There is a hypothesis that I have set out before in these columns and now might be a good time to revisit it. The hypothesis is a simple one. Labour would fight the 2024 general election saying as little as possible about Brexit and its consequences but, having secured victory, the pressure would build for a more ambitious policy of moving closer to Europe. By the time we got to the next election in 2028 or 2029, I argued, Brexit would once again be a major issue.
I was reminded of this when the governor of the Bank of England, Andrew Bailey, used his Mansion House speech last week to point out rather tentatively that “the changing trade relationship with the EU has weighed on the level of potential supply” and that “we must be alert to and welcome opportunities to rebuild relations” with the EU while “while respecting the decision of the British people”.
At one level, Bailey’s comments are a statement of the bleeding obvious. Brexit involved erecting trade barriers with our most important trading partner and it should come as no surprise that trade in goods with the EU is now well below where we would have expected it to have been but for Brexit. Reducing those barriers would help increase trade and, with it, our economic growth.
At another level, however, it is a sign that it is now easier to talk about the economic costs of Brexit when, for some time, the topic appeared to be off-limits for public officials. Once the costs are acknowledged, we quickly move on to the question of what is going to be done about it. “Rebuild relations,” says Bailey. But what does that mean?
In her Mansion House speech, Rachel Reeves also addressed the issue, but more by specifying what it does not mean. “We will not be reversing Brexit or re-entering the single market or customs union but we must reset our relationship,” she told the audience. Presumably, what this means in practice is a veterinary agreement, in which the UK agrees to align with EU sanitary and phytosanitary rules. There is much to be said for doing this, but it is hard to believe that this will be the last word on rebuilding or resetting UK/EU relations. The economic impact is just too small.
The context for this is disappointing economic growth. The most recent Office for National Statistics numbers, published last week, show that the UK economy grew by just 0.1 per cent in the third quarter of this year, slower than the previous quarter (0.5 per cent) and below market expectations. This might just be a blip but for a government that came to office promising to prioritise growth – and which badly needs higher growth to ensure that its fiscal calculations add up – that should be a cause for concern.
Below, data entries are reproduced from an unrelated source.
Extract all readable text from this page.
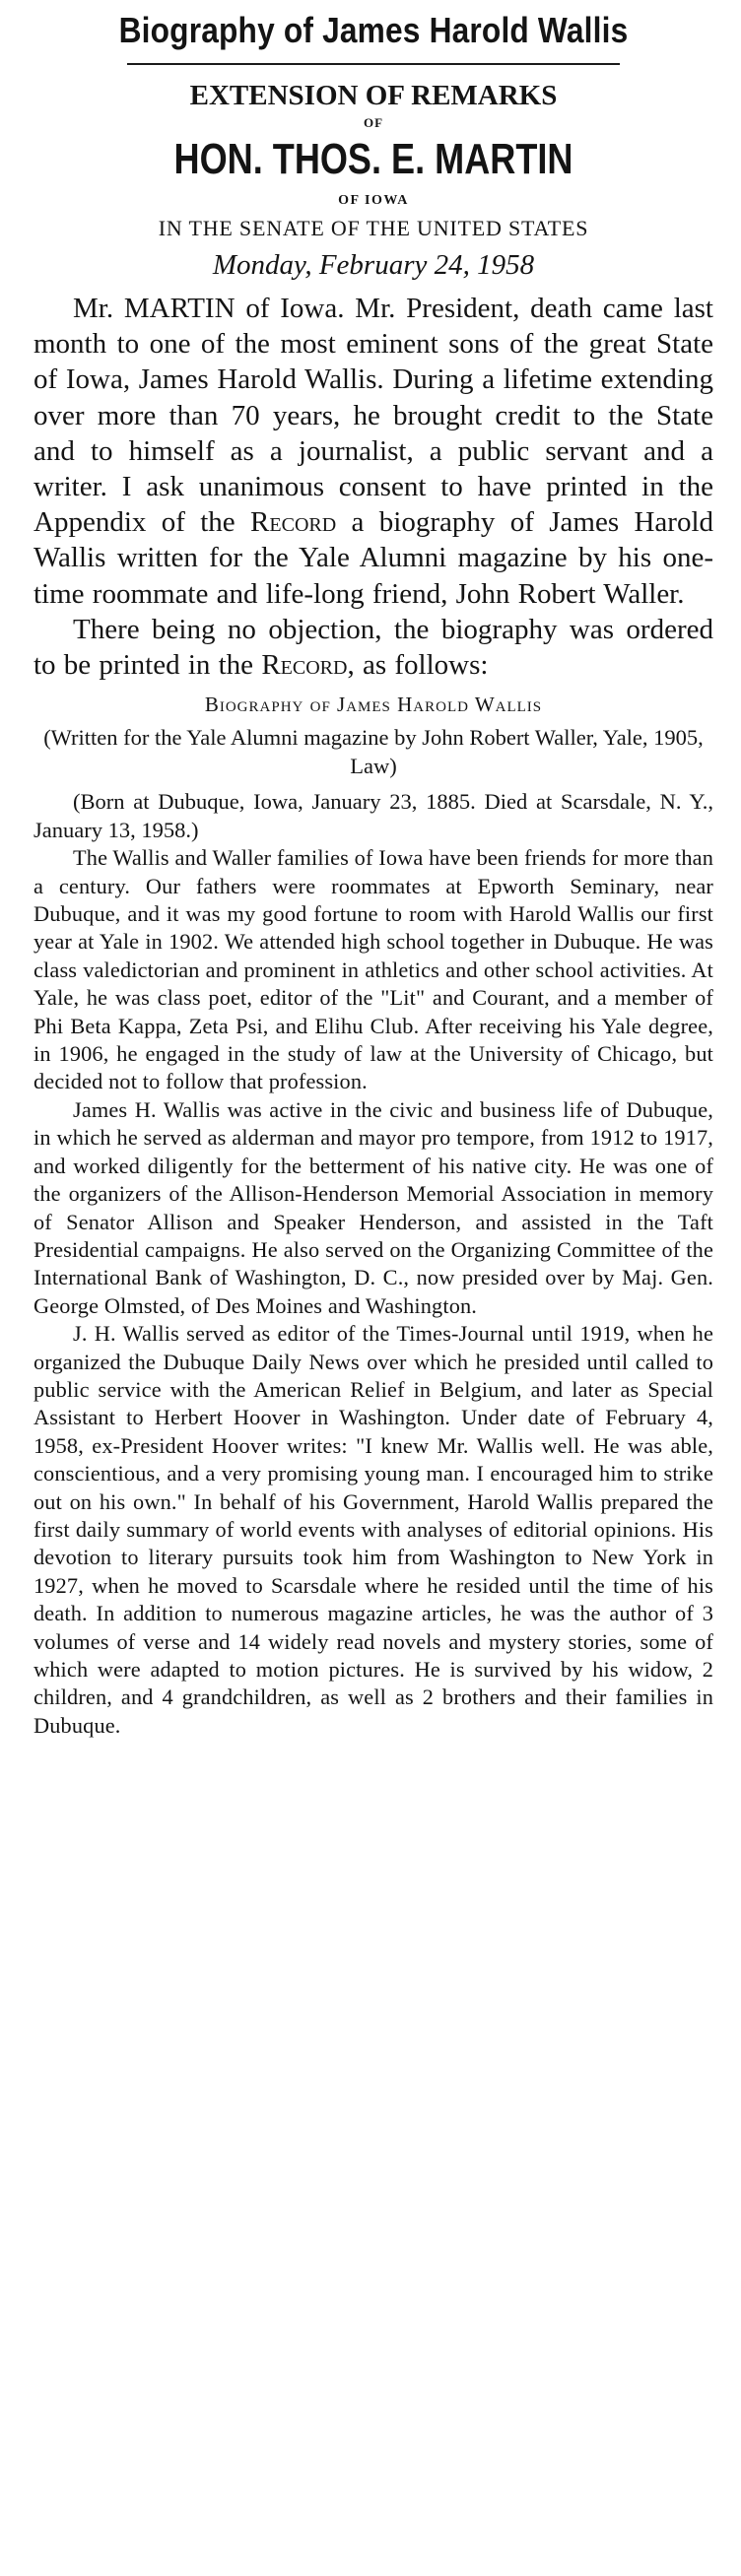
Biography of James Harold Wallis

EXTENSION OF REMARKS

OF

HON. THOS. E. MARTIN

OF IOWA

IN THE SENATE OF THE UNITED STATES

Monday, February 24, 1958

Mr. MARTIN of Iowa. Mr. President, death came last month to one of the most eminent sons of the great State of Iowa, James Harold Wallis. During a lifetime extending over more than 70 years, he brought credit to the State and to himself as a journalist, a public servant and a writer. I ask unanimous consent to have printed in the Appendix of the Record a biography of James Harold Wallis written for the Yale Alumni magazine by his one-time roommate and life-long friend, John Robert Waller.

There being no objection, the biography was ordered to be printed in the Record, as follows:

Biography of James Harold Wallis

(Written for the Yale Alumni magazine by John Robert Waller, Yale, 1905, Law)

(Born at Dubuque, Iowa, January 23, 1885. Died at Scarsdale, N. Y., January 13, 1958.)

The Wallis and Waller families of Iowa have been friends for more than a century. Our fathers were roommates at Epworth Seminary, near Dubuque, and it was my good fortune to room with Harold Wallis our first year at Yale in 1902. We attended high school together in Dubuque. He was class valedictorian and prominent in athletics and other school activities. At Yale, he was class poet, editor of the "Lit" and Courant, and a member of Phi Beta Kappa, Zeta Psi, and Elihu Club. After receiving his Yale degree, in 1906, he engaged in the study of law at the University of Chicago, but decided not to follow that profession.

James H. Wallis was active in the civic and business life of Dubuque, in which he served as alderman and mayor pro tempore, from 1912 to 1917, and worked diligently for the betterment of his native city. He was one of the organizers of the Allison-Henderson Memorial Association in memory of Senator Allison and Speaker Henderson, and assisted in the Taft Presidential campaigns. He also served on the Organizing Committee of the International Bank of Washington, D. C., now presided over by Maj. Gen. George Olmsted, of Des Moines and Washington.

J. H. Wallis served as editor of the Times-Journal until 1919, when he organized the Dubuque Daily News over which he presided until called to public service with the American Relief in Belgium, and later as Special Assistant to Herbert Hoover in Washington. Under date of February 4, 1958, ex-President Hoover writes: "I knew Mr. Wallis well. He was able, conscientious, and a very promising young man. I encouraged him to strike out on his own." In behalf of his Government, Harold Wallis prepared the first daily summary of world events with analyses of editorial opinions. His devotion to literary pursuits took him from Washington to New York in 1927, when he moved to Scarsdale where he resided until the time of his death. In addition to numerous magazine articles, he was the author of 3 volumes of verse and 14 widely read novels and mystery stories, some of which were adapted to motion pictures. He is survived by his widow, 2 children, and 4 grandchildren, as well as 2 brothers and their families in Dubuque.
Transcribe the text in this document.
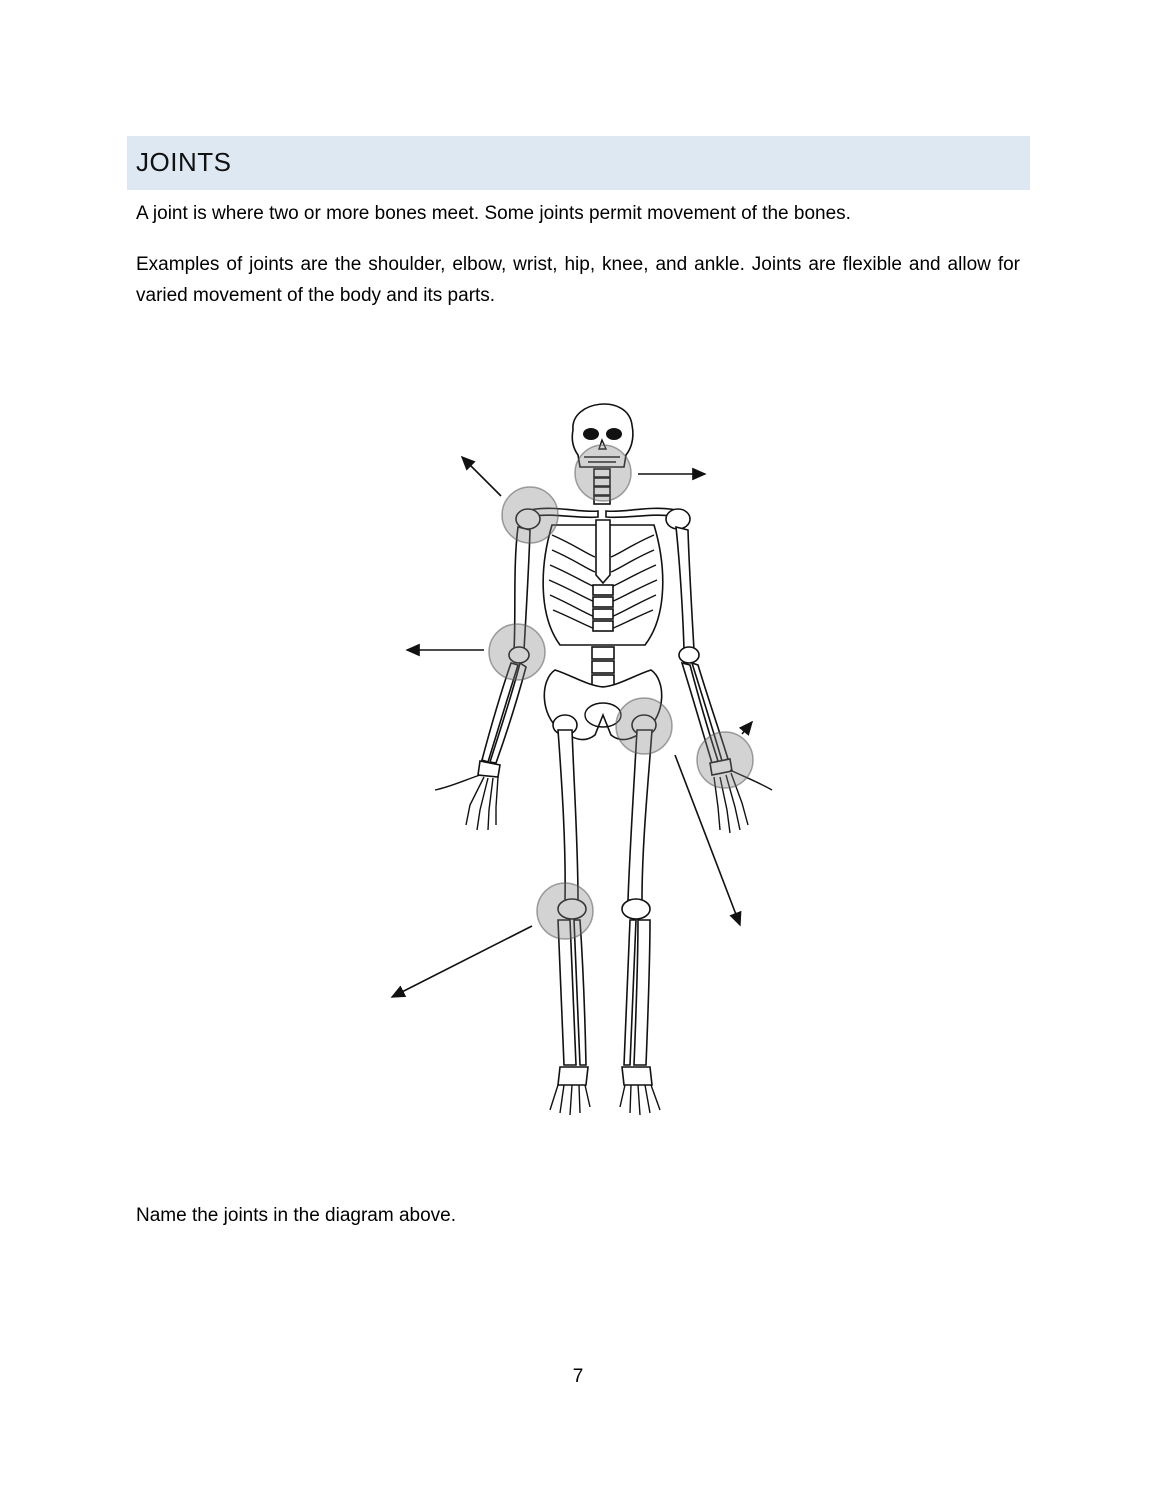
JOINTS

A joint is where two or more bones meet. Some joints permit movement of the bones.

Examples of joints are the shoulder, elbow, wrist, hip, knee, and ankle. Joints are flexible and allow for varied movement of the body and its parts.

Name the joints in the diagram above.

7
The Office for Budget Responsibility (OBR)’s forecasts for GDP and living standards growth over the parliament are far from reassuring for a government with a large majority but vulnerable to a relatively small swing against it. The OBR’s central scenario suggests that Labour will fight the next election with an underwhelming economic record.
It might also be the case that the OBR’s forecasts turn out to be optimistic. At the beginning of the last parliament, the OBR was in no position to predict the Covid pandemic or Russia’s invasion of Ukraine. A further unforeseeable economic shock could make matters worse. There are also the foreseeable economic shocks. Economists disagree about the scale of the damage that Donald Trump’s tariffs policy may inflict on the UK, but it is hard to see how this will be good news.
All of this must leave the government wondering whether there is more that can be done to accelerate economic growth. At the election, planning reform did much of the heavy lifting in explaining where growth would come from but in office there is little sign that the reforms will deliver a substantial boost to housebuilding, particularly in London where extra housing would make the biggest difference to GDP. Something more is needed.
The obvious move would be to reset our relations with Europe, going well beyond the government’s agenda. Ministers reject the suggestion because it would breach Labour’s manifesto commitments. Perhaps a Trump-precipitated trade war might give them a chance to reconsider, but the likelihood is that it is a line that will survive the parliament.
But after that? The argument that a party cannot do something because it promised not to is all very well but it does not justify repeating the promise. If Labour is looking for a distinctive economic message at the next election it may well embrace a new stance on Brexit. Give it another four years and demographic changes will make the electorate more receptive to the idea, while the Liberal Democrats have moved to support rejoining the customs union and the single market. They might offer an alternative choice for pro-European Labour voters, increasing the pressure on the party to shift its position.
This is, of course, still very speculative. But the governor of the Bank of England’s intervention is evidence that the economic damage caused by Brexit cannot be ignored. By the time we get to the next election, any political party that is serious about growth will have to address it.